VPS Backup Checklist
Use this checklist before you trust your backup setup:
- Important website or app files are included.
- Databases are backed up separately or consistently.
- Server configuration files are included.
- Backups are stored off-server.
- Backups are encrypted when needed.
- Old backups are rotated automatically.
- Backup jobs are logged.
- Backup failures trigger alerts or manual checks.
- At least one restore test has been completed.
- Restore instructions are documented.
- Provider snapshots are used before risky updates.
- Backup storage has enough space.
- Access to backup storage is restricted.
Conclusion
Learning how to back up and restore data on a VPS is not optional if your server hosts anything important. A VPS can run websites, databases, trading platforms, apps, email, game servers, and business tools, but every one of those workloads needs a recovery plan.
The best backup strategy combines multiple layers: provider snapshots for fast rollback, file-level backups for flexible recovery, database backups for dynamic content, control panel backups when available, and off-server storage for real disaster protection. Just as important, you should test your restore process before you need it.
If you only take one step today, make sure your backups are stored outside the VPS. If you take a second step, perform a test restore. Those two actions can save hours or days of downtime when something goes wrong.
FAQ
How do I back up data on a VPS?
You can back up VPS data using provider snapshots, file-level backups, database dumps, control panel backups, and off-server backup storage. A strong VPS backup strategy usually combines more than one method.
What is the best way to back up a Linux VPS?
The best way to back up a Linux VPS is to export databases, archive important files and configuration, then copy the backup to remote storage using a tool such as rsync over SSH. Provider snapshots are also useful before updates.
How do I restore a VPS backup?
To restore a VPS backup, reinstall or prepare the server, copy backup files back to the VPS, restore website files, import databases, restore configuration, check permissions, restart services, and test the application carefully.
Are VPS snapshots enough?
Snapshots are useful, but they should not be your only backup.

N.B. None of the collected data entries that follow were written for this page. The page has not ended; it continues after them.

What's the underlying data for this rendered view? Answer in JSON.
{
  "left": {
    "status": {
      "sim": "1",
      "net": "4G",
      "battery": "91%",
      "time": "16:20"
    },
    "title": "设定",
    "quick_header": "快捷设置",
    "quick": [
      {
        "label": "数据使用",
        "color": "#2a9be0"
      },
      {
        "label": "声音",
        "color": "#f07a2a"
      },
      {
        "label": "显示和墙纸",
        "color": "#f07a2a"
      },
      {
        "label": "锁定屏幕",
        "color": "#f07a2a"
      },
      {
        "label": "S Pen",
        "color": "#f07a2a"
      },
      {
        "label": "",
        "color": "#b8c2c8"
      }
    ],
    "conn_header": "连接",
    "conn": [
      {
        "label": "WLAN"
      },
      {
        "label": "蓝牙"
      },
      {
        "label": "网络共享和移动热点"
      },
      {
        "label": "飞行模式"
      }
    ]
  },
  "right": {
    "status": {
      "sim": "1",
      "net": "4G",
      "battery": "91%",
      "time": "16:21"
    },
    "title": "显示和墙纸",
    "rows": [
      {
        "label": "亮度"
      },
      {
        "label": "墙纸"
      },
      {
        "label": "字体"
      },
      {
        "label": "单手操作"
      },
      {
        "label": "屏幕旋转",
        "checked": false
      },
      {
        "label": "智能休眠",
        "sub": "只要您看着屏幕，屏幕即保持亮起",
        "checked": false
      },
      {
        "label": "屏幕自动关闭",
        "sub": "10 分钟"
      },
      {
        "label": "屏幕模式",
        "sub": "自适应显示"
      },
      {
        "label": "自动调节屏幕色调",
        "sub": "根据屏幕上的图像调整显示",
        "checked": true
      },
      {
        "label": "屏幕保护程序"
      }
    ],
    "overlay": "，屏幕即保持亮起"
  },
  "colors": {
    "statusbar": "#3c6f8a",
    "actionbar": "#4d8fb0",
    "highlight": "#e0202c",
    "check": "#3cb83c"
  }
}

They are best for short-term rollback. Important data should also be backed up to off-server storage.
How often should I back up my VPS?
Small websites may need daily backups, while ecommerce stores, SaaS apps, and databases may need hourly or more frequent backups. The right frequency depends on how much data you can afford to lose.
Should I store backups on the same VPS?
You can keep temporary local backups, but important backups should be stored off-server. If the VPS is deleted, corrupted, or compromised, local backups may be lost.
Can I back up a Windows VPS?
Yes. Windows VPS backups can include Windows Server Backup, provider snapshots, application backups, SQL Server backups, file backups, and off-server storage.
What is the difference between backup and snapshot?
A backup usually copies selected files, databases, or system data for later restoration. A snapshot is a point-in-time image of the server or disk, often used for fast rollback.
Do I need to back up databases separately?
Yes, in most cases. Dynamic websites and apps store critical data in databases, so database dumps or database-aware backups are needed.
How do I know if my VPS backup works?
The only reliable way is to test restore it. Create a test server, restore files and databases, check permissions, restart services, and confirm the website or application works.